In both models, the discontinuities observed for the BDX were included. Figure 7 shows the foliation, fractures (4 sets), shear zones (2 sets) and joints (7 sets).

3.4. Optimization

After the calibration, the optimal blasting design was chosen for the optimization process in terms of the desired fragmentation, which is a P80 of 0.55 m. To determine the optimal blasting, a total of 6 cases were tested (Table 5).
The P1, P2, P3 and P4 cases had the same charge per blasthole and explosive, according to the L3_127_005 blasting design. For all of these cases, the blasthole diameter was 12¼”.

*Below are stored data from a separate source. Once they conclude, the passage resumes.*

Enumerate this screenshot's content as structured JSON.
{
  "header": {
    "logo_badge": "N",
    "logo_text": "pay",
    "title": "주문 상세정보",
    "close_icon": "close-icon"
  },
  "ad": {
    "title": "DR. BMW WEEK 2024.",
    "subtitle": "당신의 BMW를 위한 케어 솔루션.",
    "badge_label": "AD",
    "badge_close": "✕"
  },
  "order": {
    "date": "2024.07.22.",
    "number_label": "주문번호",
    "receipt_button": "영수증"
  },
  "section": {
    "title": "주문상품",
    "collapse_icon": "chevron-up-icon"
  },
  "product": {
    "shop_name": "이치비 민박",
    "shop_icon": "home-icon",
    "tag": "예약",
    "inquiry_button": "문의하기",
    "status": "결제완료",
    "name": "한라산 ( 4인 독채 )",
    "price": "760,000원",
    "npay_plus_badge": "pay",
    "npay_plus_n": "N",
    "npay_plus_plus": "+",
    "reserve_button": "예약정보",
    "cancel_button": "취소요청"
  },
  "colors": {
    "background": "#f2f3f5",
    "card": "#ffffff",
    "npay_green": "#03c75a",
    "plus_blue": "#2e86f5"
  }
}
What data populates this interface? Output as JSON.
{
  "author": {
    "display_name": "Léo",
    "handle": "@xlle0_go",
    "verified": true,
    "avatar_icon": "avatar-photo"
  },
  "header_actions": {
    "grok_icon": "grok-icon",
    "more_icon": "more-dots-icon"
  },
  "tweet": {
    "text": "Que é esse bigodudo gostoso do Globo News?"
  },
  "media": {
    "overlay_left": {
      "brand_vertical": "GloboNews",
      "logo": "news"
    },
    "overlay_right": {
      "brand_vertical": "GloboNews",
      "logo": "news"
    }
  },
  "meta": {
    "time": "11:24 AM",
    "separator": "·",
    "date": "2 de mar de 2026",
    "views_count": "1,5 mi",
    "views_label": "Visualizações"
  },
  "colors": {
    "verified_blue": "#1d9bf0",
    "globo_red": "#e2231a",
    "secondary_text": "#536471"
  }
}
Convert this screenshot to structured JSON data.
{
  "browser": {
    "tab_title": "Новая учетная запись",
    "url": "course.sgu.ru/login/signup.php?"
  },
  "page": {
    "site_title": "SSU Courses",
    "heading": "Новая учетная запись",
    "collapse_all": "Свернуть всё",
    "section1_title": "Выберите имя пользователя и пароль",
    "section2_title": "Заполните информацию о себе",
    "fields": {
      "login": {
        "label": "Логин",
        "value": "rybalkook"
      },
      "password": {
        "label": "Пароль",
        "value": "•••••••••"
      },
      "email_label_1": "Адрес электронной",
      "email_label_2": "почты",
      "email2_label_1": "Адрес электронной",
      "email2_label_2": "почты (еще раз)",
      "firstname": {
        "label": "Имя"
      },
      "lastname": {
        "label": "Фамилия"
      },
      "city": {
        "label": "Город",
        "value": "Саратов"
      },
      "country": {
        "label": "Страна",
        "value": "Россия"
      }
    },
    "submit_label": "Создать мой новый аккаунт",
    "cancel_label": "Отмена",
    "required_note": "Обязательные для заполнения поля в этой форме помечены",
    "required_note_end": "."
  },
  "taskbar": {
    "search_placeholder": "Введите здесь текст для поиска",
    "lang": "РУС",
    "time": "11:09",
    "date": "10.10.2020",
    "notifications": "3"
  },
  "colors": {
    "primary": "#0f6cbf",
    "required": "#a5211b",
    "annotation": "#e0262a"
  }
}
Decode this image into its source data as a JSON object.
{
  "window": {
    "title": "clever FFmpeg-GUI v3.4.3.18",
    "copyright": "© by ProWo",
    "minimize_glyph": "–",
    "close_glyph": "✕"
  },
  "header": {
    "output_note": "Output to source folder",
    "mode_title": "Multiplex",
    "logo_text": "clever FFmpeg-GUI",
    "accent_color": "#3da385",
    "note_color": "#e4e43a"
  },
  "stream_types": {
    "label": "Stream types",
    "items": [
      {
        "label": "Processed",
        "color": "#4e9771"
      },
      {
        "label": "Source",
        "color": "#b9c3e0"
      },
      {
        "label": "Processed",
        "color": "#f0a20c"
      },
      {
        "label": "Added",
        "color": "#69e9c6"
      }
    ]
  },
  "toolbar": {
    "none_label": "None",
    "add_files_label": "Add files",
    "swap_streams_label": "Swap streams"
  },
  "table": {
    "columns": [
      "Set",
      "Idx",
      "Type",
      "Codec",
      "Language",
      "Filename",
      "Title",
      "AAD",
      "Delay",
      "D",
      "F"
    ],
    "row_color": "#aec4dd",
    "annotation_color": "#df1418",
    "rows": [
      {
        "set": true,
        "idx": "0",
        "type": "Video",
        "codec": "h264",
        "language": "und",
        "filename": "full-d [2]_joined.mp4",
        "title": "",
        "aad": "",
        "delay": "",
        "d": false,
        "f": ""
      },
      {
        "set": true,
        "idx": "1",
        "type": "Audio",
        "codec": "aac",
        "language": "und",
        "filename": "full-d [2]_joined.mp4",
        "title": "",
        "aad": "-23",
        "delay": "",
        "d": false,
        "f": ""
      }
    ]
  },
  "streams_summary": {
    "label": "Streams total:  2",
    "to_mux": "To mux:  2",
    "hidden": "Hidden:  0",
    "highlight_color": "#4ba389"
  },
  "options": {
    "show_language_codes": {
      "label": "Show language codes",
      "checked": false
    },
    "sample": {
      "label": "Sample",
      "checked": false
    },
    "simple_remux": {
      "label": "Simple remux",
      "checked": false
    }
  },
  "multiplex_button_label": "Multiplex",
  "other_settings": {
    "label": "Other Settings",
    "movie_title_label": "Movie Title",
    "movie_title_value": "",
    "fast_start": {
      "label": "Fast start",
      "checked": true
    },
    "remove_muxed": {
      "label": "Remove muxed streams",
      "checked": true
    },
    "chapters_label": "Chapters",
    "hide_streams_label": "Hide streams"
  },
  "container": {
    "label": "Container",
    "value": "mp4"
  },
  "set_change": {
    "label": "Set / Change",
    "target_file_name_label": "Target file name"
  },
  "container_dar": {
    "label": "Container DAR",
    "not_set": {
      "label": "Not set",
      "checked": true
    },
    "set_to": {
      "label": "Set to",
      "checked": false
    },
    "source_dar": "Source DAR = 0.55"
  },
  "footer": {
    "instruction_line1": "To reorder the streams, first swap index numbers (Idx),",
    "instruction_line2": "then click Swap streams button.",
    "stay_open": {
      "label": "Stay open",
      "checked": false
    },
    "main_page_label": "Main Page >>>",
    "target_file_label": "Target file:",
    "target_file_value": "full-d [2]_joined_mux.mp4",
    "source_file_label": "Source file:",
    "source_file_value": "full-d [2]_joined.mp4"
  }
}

4. Results and Discussions

4.1. Historical Database Analysis

The analysis of the 284 blasting designs with a P80 size are consolidated in the histogram of P80 frequency in Figure 8.
Over the five years analysed, the average P80 was equal to 0.25 m with a standard variation of 0.07 m and a median of 0.22 m in the BDX. These rock fragmentation results are due to different magnitudes of different drilling patterns, blasthole charges, and other parameters. The analysis of Figure 8 allows us to infer that the historical database has 95% designs with a P80 ≤ 0.32 m, even though there were cases with P80 ≥ 0.55 m, but those were a minority in the data analysed.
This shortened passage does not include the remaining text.